В это время в иных измерениях, в Мирах эсков…
 
   – Тебе не кажется, Эйви, – голос Селианы был строг, – что твои действия несколько не соответствуют нормам, принятым нами, эсками? Правилам, касающимся отношения Магов к Юным? Какого Хаоса ты устроила этот спектакль на военном корабле Страны-между-Океанами? Кто дал тебе право изображать из себя Карающего Посланца? А не пришла ли тебе в голову простая мысль: сумею ли я управиться с Мечом Демонов так, чтобы не прервать своё собственное воплощение? Успею ли я скользнуть в другое измерение и избежать испепеляющей мощи Меча? Это очень непростая задача даже для гораздо более опытного Мага, чем ты, Эйви. А если бы ты вызвала самую настоящую катастрофу, которая привела бы к гибели Третьей? Не забывай, ты появилась там, в хранилище боезарядов, во время войны!
   – Мудрая, – почтительно ответила Эйви, опустив глаза, – я считала, что мои действия совпадают с намерениями Королевы – она ведь вовсе не испытывает чрезмерной приязни к этому Миру. Разве не так?
   «Ого! Да она действительно способная девочка, если сумела проникнуть в тайные мысли Эн-Риэнанты! Не зря мы выдернули её тогда, семьдесят лет назад. И всё-таки…».
   Селиана размышляла спокойно – она была уверена, что через её защиту Спасённой не пробиться. А само наличие защиты никаких обид (если понятия «обида» и «сверхсущество» вообще совместимы) никогда не вызывало – старшие прикрывают свои мысли от младших, и это естественно. Среди эсков-Магов существует определённый этикет общения.
   – Намерения Звёздной Владычицы и Королевы Объединения становятся для всех её Магов руководством к действию тогда, – и только тогда! – когда эти намерения высказаны, а не подслушаны, – холодно изрекла Глава Синклита. – Это понятно?
   – Да, Мудрая, понятно, – подтвердила Эйви с той же почтительностью.
   – Вот и прекрасно. Далее: почему ты прервала воплощения этих людей? Обоих – и моряка, и журналиста? Ведь они были совершенно беззащитны перед тобой! Раньше – при спасении Лиэз, например, – за тобой такого не замечалось.
   – Моряк не так понял всё то, что узнал, – объяснила Спасённая. – У меня возникло опасение, что полученная им информация, неверно доведённая до сведения других Носителей Разума на Третьей, скорее принесёт вред – вред всей этой Юной Расе, – чем пользу. С журналистом – то же самое. И поэтому…
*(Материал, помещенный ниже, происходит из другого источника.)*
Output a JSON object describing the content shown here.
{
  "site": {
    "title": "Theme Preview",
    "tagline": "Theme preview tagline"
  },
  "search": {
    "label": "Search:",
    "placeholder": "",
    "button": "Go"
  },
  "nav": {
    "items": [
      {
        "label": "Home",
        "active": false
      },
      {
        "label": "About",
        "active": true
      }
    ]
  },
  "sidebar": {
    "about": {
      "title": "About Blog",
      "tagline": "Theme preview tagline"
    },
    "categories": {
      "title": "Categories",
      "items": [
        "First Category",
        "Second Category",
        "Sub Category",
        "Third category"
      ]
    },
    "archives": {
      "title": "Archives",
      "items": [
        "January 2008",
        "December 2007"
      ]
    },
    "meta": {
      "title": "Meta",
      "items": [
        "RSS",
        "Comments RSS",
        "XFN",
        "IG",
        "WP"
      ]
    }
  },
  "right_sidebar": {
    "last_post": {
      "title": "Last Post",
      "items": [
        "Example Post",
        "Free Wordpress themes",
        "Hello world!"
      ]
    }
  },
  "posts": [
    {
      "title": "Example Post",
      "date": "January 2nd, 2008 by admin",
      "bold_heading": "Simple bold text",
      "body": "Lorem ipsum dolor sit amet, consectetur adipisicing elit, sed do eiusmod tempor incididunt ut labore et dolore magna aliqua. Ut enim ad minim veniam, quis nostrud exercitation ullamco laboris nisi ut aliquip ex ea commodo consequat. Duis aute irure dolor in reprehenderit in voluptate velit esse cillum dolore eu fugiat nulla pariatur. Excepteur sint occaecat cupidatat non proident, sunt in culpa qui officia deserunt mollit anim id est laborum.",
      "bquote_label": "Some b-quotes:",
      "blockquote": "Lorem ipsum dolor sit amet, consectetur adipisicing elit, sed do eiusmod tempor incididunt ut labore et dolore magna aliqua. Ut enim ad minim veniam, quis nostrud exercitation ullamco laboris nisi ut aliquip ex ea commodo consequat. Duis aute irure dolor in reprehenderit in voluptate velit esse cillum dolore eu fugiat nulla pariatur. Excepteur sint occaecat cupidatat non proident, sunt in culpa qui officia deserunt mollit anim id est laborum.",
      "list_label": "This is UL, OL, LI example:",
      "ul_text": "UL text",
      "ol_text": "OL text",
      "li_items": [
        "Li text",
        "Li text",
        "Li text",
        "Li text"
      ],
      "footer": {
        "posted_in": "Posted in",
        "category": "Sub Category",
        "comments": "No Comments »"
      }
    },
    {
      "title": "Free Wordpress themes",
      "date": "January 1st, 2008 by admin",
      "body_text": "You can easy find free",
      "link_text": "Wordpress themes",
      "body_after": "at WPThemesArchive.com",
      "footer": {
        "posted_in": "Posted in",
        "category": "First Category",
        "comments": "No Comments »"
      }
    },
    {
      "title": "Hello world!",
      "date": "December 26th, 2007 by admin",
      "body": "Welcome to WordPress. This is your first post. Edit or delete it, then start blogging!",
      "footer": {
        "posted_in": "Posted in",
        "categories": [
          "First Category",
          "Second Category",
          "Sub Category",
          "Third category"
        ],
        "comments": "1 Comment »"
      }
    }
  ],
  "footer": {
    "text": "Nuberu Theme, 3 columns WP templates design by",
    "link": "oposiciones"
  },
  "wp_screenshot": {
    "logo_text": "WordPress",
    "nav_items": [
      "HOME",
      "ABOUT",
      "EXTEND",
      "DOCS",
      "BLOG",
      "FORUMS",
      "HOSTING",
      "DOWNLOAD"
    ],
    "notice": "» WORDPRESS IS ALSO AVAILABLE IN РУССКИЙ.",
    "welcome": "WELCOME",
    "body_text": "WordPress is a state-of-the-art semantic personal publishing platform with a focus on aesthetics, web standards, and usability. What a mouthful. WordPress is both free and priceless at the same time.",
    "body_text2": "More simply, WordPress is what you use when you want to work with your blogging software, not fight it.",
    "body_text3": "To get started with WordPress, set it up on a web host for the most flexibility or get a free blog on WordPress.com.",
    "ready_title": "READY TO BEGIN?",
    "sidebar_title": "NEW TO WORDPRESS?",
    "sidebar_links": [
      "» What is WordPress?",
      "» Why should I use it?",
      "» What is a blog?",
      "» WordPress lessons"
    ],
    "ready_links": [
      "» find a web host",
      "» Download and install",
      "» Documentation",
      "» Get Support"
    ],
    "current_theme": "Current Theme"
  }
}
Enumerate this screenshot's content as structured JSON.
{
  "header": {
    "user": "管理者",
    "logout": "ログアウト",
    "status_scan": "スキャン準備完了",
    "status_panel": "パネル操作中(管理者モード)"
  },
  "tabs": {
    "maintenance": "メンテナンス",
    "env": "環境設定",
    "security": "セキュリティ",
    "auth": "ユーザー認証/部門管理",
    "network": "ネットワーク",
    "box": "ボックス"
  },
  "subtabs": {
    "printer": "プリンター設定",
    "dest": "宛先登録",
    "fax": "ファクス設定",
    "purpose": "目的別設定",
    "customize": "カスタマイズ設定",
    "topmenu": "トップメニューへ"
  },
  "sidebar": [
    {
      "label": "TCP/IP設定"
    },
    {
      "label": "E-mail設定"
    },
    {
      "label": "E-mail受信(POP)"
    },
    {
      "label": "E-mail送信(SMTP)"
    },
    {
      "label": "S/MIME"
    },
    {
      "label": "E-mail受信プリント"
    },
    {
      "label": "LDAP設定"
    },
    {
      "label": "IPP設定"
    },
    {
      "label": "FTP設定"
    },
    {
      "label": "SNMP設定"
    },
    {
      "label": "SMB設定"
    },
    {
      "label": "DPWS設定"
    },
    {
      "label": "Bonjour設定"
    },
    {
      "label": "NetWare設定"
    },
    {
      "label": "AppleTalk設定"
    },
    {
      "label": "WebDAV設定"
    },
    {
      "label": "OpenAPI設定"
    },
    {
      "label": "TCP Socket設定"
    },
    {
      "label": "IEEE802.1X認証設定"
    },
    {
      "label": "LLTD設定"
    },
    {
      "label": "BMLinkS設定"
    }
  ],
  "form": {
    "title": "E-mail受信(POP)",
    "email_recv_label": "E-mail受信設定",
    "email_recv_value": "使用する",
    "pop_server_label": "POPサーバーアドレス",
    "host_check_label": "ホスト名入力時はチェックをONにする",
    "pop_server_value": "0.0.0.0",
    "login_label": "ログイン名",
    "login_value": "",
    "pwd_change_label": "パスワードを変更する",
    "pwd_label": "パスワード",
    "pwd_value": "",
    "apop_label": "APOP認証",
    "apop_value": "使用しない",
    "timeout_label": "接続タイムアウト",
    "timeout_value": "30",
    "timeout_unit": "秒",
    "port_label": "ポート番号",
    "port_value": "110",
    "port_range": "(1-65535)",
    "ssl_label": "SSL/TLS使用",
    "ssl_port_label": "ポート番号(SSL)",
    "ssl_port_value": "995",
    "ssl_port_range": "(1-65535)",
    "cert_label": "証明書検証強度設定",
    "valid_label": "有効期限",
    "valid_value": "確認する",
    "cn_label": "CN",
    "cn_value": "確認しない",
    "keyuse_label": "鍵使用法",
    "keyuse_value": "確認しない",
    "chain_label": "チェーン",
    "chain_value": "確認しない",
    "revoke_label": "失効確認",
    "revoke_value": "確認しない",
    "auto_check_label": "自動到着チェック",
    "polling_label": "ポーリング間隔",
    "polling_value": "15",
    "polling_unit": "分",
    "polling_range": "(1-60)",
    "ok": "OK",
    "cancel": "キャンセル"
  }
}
   «Совсем не поэтому. Просто ты слишком привыкла убивать, будучи жрицей Танит… И тебе нравится карать – я помню, как непринуждённо ты расправилась с обидевшими тётушку Тесс… Влияние на Первичную Матрицу воплощений в служителях Кровавых Богов изучено очень слабо. Но это влияние есть, и оно явно негативное. Впрочем, это вопрос особый…» – подумала Верховная Мудрая, а вслух спросила:
   – Значит, ты сначала явилась перед ним, ошеломила, перевернула вверх дном все его представления об окружающем мире, сделала из него игрушку, а потом, когда эта игрушка оказалась не слишком понятливой, – или просто-напросто наскучила тебе, – взяла да и сломала её? У тебя даже не хватило терпения помочь этой несовершенной Сущности!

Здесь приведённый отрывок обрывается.